De urn is nu onderdeel van de complete collectie “Peeters urnen”. Toen de urnen in de jaren 50 werden gevonden, zaten er crematieresten in. Van de acht eerder teruggegeven urnen waren deze resten vermengd geraakt. Ook bij de negende urn zitten crematieresten. Onderzoek moet uitwijzen of deze resten ook van meerdere individuen afkomstig zijn. Als het om één individu gaat, opent dat mogelijkheden om onderzoek te doen naar de ouderdom en geslacht van de overledene.

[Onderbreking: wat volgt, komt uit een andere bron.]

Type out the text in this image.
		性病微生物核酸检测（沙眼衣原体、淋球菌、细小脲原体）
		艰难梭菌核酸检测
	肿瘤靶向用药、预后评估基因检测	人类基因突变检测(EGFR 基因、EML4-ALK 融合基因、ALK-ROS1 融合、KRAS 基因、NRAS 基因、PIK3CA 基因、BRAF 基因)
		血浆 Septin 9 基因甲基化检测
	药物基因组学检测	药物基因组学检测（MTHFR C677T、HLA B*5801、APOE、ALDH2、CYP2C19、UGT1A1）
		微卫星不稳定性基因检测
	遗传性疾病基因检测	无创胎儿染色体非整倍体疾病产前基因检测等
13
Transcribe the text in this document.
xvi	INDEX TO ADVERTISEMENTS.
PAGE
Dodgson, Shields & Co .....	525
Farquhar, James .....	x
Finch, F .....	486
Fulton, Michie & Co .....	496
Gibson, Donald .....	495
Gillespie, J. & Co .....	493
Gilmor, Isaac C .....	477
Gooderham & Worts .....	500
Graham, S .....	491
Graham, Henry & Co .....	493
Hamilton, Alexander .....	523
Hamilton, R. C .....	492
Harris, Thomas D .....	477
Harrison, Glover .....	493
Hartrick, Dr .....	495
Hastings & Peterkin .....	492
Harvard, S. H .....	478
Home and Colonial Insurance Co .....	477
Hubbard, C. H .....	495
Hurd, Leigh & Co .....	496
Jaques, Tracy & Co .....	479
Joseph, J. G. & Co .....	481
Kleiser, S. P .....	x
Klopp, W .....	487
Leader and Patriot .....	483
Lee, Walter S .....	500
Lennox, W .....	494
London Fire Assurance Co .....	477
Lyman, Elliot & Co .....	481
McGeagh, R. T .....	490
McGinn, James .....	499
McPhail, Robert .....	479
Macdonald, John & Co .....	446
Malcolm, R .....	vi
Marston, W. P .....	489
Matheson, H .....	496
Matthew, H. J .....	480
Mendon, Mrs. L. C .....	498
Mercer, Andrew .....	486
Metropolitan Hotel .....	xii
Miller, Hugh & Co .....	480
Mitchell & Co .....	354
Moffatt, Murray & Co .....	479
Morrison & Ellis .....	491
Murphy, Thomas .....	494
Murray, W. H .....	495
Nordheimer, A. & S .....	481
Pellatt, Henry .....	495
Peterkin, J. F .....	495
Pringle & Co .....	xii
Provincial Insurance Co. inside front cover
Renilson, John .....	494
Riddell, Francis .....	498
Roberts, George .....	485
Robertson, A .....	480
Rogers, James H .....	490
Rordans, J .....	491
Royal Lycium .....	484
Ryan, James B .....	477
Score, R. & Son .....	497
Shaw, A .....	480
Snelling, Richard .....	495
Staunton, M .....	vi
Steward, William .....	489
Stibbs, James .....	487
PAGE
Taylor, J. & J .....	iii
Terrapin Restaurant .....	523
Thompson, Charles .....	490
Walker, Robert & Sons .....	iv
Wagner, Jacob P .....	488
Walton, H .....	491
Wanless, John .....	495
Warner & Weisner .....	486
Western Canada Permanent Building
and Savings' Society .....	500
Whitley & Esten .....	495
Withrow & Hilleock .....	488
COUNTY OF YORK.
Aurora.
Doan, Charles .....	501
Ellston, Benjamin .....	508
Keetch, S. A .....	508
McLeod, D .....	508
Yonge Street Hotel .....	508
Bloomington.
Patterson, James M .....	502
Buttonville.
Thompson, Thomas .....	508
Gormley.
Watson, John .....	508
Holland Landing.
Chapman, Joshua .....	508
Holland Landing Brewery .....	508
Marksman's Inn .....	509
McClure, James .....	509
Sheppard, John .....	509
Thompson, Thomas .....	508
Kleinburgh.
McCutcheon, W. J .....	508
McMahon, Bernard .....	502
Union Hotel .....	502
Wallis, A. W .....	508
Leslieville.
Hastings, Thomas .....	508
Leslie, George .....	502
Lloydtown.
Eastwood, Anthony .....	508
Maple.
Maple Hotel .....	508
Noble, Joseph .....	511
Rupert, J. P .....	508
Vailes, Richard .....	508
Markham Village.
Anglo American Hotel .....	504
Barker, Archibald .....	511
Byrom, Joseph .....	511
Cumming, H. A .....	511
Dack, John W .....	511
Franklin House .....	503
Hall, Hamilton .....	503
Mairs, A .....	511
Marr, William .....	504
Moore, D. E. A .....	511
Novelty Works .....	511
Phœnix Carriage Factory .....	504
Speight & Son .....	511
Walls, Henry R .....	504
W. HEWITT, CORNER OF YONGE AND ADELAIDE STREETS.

Het bootvormige graf uit 2004 was en is voor Nederland uniek, maar komt in die periode in Scandinavië, Nood-Duitsland en Oost-Engeland vaker voor, wellicht dat ook in de crematiegraven iets van zo’n internationale link te zien is. Isotopenonderzoek, specifiek strontium in tanden en kiezen geeft een indicatie waar iemand in zijn of haar jeugd woonde. Hoe mooi zou het zijn als we nu, 1200 jaar later kunnen laten zien dat iemand zijn jeugd in bijvoorbeeld Noorwegen doorbracht en in Den Haag is gecremeerd.
De resultaten van deze onderzoeken zullen te zijner tijd op de website van Archeologie gedeeld worden.